Civitatibus maxima laus est quam latissime circum se vastatis finibus solitudines habere. hoc proprium virtutis existimant, expulsos agris finitimos cedere neque quemquam prope se audere consistere. Simul hoc se fore tutiores arbitrantur, repentinae incursionis timore sublato. Cum bellum civitas aut inlatum defendit aut infert, magistratus qui ei bello praesint et vitae necisque habeant potestatem deliguntur. In pace nullus est communis magistratus, sed principes regionum atque pagorum inter suos ius dicunt controversiasque minuunt. latrocinia nullam habent infamiam quae extra fines cuiusque civitatis fiunt, atque ea iuventutis exercendae ac desidiae minuendae causa fieri praedicant. Atque ubi quis ex principibus in concilio dixit se ducem fore, qui sequi velint, profiteantur, consurgunt ii qui et causam et hominem probant, suumque auxilium pollicentur atque a multitudine conlaudantur; qui ex his secuti non sunt, in desertorum ac proditorum numero ducuntur, omniumque his rerum postea fides derogatur. Hospitem violare fas non putant; qui quacumque de causa ad eos venerunt, ab iniuria prohibent sanctosque habent, hisque omnium domus patent victusque communicatur.
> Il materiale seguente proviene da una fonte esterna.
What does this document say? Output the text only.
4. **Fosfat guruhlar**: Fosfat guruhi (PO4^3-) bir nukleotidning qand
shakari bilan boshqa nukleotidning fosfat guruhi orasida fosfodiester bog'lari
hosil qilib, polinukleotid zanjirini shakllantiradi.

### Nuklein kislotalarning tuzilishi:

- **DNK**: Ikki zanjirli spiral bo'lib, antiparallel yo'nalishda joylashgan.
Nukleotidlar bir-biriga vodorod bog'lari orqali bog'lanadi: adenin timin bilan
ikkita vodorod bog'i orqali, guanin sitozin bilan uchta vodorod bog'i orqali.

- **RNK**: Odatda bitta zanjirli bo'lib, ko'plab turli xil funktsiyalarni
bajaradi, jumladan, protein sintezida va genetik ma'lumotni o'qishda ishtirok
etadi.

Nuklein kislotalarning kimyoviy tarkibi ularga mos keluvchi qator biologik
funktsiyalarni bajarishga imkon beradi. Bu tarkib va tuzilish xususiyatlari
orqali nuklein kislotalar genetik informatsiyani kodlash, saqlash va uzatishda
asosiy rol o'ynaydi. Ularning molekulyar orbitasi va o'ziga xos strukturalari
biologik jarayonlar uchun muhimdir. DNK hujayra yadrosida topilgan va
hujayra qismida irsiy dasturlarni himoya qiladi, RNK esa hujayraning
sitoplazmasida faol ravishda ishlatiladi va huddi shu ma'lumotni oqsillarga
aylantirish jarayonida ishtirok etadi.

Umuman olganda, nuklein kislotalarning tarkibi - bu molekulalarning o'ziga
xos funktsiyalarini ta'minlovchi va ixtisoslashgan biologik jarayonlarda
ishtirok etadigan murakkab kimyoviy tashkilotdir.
Per le nazioni è massima gloria è che essi abbiano attorno il più ampiamente possibile, devastati i territori, dei deserti. Questo stimano proprio del valore, che i confinanti espulsi si ritirino dai campi e che nessuno osi fermarsi vicino a loro. Con questo insieme pensano che saranno più sicuri, tolto il timore di un improvviso assalto. Quando la nazione o s’oppone ad una guerra dichiarata o la dichiara, vengono scelti magistrati che presiedano a quella guerra ed abbiano il potere di vita e di morte. In pace non c’è nessun magistrato comune, ma i capi delle regioni e dei villaggi amministrano la giustizia tra i loro e riducono le controversie. Le rapine non hanno nessuna infamia, quelle (però) che siano fatte fuori dei territori di ogni nazione, e proclamano che si facciano per esercitare la gioventù e diminuire la pigrizia. Ma quando uno tra i capi ha detto in assemblea che sarà comandante (d’una spedizione) e quelli che vogliono seguirlo lo dichiarino, si alzano quelli che approvano la causa e la persona e promettono il loro aiuto e sono approvati dalla folla; quelli tra loro che non l’anno seguito sono considerati nel novero dei disertori e traditori, ed in seguito a questi è tolta il credito di tutte le cose. Credono sacrilego violare l’ospite; quelli che per qualunque motivo sono arrivati da loro, li difendono da danno e li considerano sacri, per questi le case di tutti sono aperte e viene condiviso il vitto.